Vous valez bien plus qu'une multitude de moineaux ...

VINGT-HUITIÈME JOUR DE CONFINEMENT : BIENTÔT L’HOSPITALITÉ

            Habiter un espace sans y recevoir le rend un peu moins personnel. J’ai besoin de dire « Bienvenue chez moi » pour être vraiment chez moi. Une porte qu’on n’ouvre plus ne ferme sur rien, l’intérieur n’ayant de sens que par rapport à l’extérieur. Quelle tristesse de posséder une chambre d’amis sans héberger d’amis ! Quelle rage d’avoir une grande table et pas de grandes tablées ! Un logement n’est pas un lieu de solitude, une boîte où l’on se cache, mais un lieu d’échanges, de partages.

            Dans quelques jours, je pourrai rouvrir ma porte et mes bras, je cesserai enfin d’être un de mes meubles.

27 novembre

27ème jour de confinement : L’Adieu au cynisme

            Voici une bonne nouvelle dans notre univers confiné : l’affaiblissement du cynisme.

            Avant cette crise proliférait un cynisme sans retenue, mondial, fier de lui, qui insultait tout ce qui ne lui ressemblait pas, dont Donald Trump portait l’étendard. L’argent passait avant tout, et une bonne décision se réduisait à une décision qui huile l’économie et permet plus de profits.

            Or les humains, en majorité, ont placé quelque chose avant l’économique : la vie elle-même. Contredisant les cyniques pour qui l’économie l’emporte sur tout, ils ont désigné d’autres priorités, dont la santé et la protection des faibles.

            Certes, cela ne va pas sans heurts, sans sacrifices, sans mise en danger, sans casse. Je crains même, pour beaucoup d’entre nous, de tristes conséquences individuelles et sociales. Mais, en dépit de cette lucidité inquiète, je ne peux qu’applaudir. Une économie, ça renait. Un cadavre, non. Et j’adhère à une philosophie qui privilégie la vie, bien davantage qu’à celle qui la sacrifie pour quelques dollars.

26 novembre

25ème jour de confinement - Mardi 24 novembre :

Pas de mot aujourd'hui, mais une rencontre à 17h00.
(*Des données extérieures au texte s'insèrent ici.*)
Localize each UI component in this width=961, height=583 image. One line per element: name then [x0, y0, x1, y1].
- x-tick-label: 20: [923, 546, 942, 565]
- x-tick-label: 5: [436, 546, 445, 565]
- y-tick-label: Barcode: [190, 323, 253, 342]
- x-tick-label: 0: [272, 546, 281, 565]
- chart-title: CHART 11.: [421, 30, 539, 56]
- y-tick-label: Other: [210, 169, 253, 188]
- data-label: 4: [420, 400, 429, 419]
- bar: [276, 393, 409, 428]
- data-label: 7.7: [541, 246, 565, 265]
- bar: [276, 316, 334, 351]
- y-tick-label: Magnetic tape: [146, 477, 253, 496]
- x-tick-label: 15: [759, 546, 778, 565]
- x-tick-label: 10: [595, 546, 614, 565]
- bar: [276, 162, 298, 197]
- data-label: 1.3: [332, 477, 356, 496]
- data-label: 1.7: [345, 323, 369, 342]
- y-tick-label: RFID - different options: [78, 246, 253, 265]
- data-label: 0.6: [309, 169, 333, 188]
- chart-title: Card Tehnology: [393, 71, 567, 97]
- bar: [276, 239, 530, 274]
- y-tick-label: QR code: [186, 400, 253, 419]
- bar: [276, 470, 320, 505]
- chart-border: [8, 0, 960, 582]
Inscription gratuite : https://bit.ly/2HzIF0O

24ème  jour : Bénéfices du négatif ?

Le poète romantique allemand, Hölderlin, écrivait : « Là où croît le péril croît aussi ce qui sauve. » Seul le danger affute l’esprit, entraîne la réflexion, l’inventivité, la recherche. Sans conscience des menaces, il n’y a pas de dynamisme. L’irruption des vaccins vient de nous le prouver.

J’ai toujours appris davantage de mes échecs que de mes réussites. En me révélant mes défauts, l’insuccès m’offrait un portrait de moi complexe et m’ôtait l’assurance du vainqueur. Je me souviens d’un concours que, étudiant, j’avais raté : l’analyse de mes défaillances m’avait permis de remporter le suivant, bien plus difficile, important. Je me souviens d’une pièce de théâtre qui n’avait rencontré ni le public ni la critique : j’avais tiré de cette épreuve un amour renouvelé et profond pour mon travail, concluant avec volupté que je ne faisais pas ce métier d’écrivain pour gagner de l’argent ou de la considération, mais pour le faire, tout simplement.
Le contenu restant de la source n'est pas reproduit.